Wednesday, June 1, 2011

homo-identity-phobia

is it wrong to not care about the little furore over the removal of gay posters in brisbane bus shelters? because i really couldn't give a fuck.

i guess what makes me care less (and also feel quite agitated), is that people are getting angry, emotional, and somewhat 'activist' over this. but it's a kind of activism that means you have to 'like' and 'post' rampantly on facebook. it's a sad activism. she who posts loudest is the one who feels the most, right?

and i'm annoyed that it's quite militant. and i'm (just a little bit) aware that my response might also be militant. fighting anger with anger.

like in many segments of the social world there really is no discussion here. you're either a redneck or a progressive. you have no choice not to be outraged or supportive of such devastating oppression. oh please!

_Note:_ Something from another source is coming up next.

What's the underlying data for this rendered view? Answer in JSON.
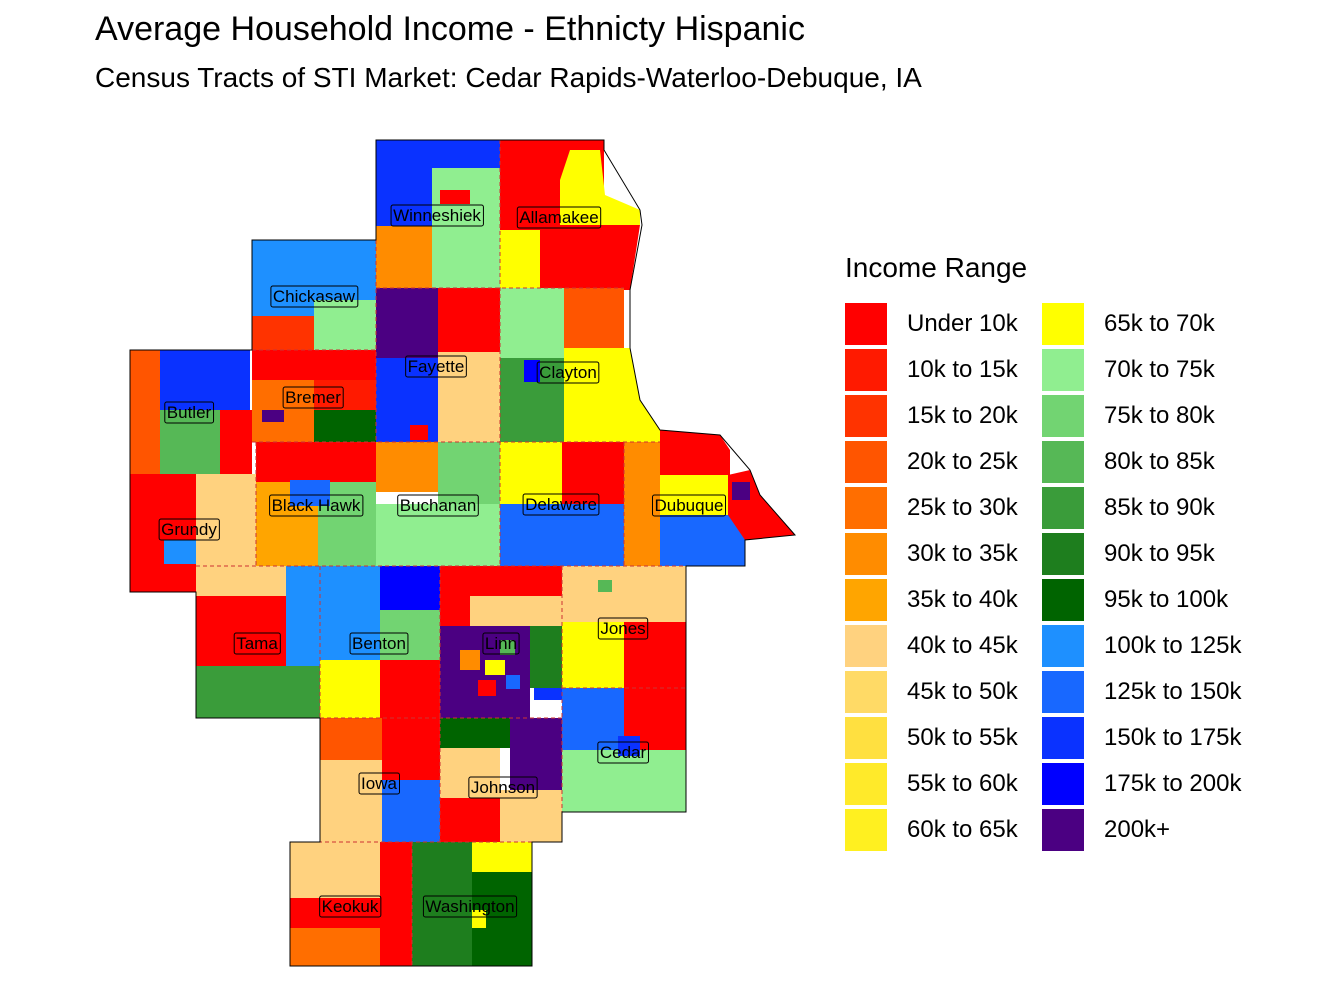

as a man who fucks men i guess such ads are aimed at me. but i don't identify with these images; if anything i quite despise them. i don't need to see posters of two people in love while i'm waiting for the bus. i don't need to be reminded that 'my people' are a species that prioritises fucking. and i don't enjoy the gay poster boy aesthetics used by acon/qahc/vac. there's a certain brand of fag here, and it's not appealing to me at all. so sure, take the posters away, i don't mind. and maybe ask some questions about what's being marketed here. what does it mean to sell gay sexuality back to the gays?

what does it mean to sell (predominantly) white, clean, middleclass sexuality to the queers on the street? i'm not suggesting that i'm not these things; i am suggesting that these are not the standards that i wish to salute, protect, or even 'tolerate'. gay health advertising is not my favourite thing, so the more that posters are defaced and challenged (and rendered unsatisfactory), the better. but who has a moment to contemplate this amongst the shouts of homophobia?

an instantaneous politics of 'shut it down now' cannot have time to reflect on what's being sold by a dominant discourse of 'rights' and 'protection'. do we have the right to disagree? do i have a right not to care? must i always be a traitor? in a loud politics of victim vs. oppressor, where our sexual preferences (as in what we 'like') define our being, then maybe i can't be constructed any other way.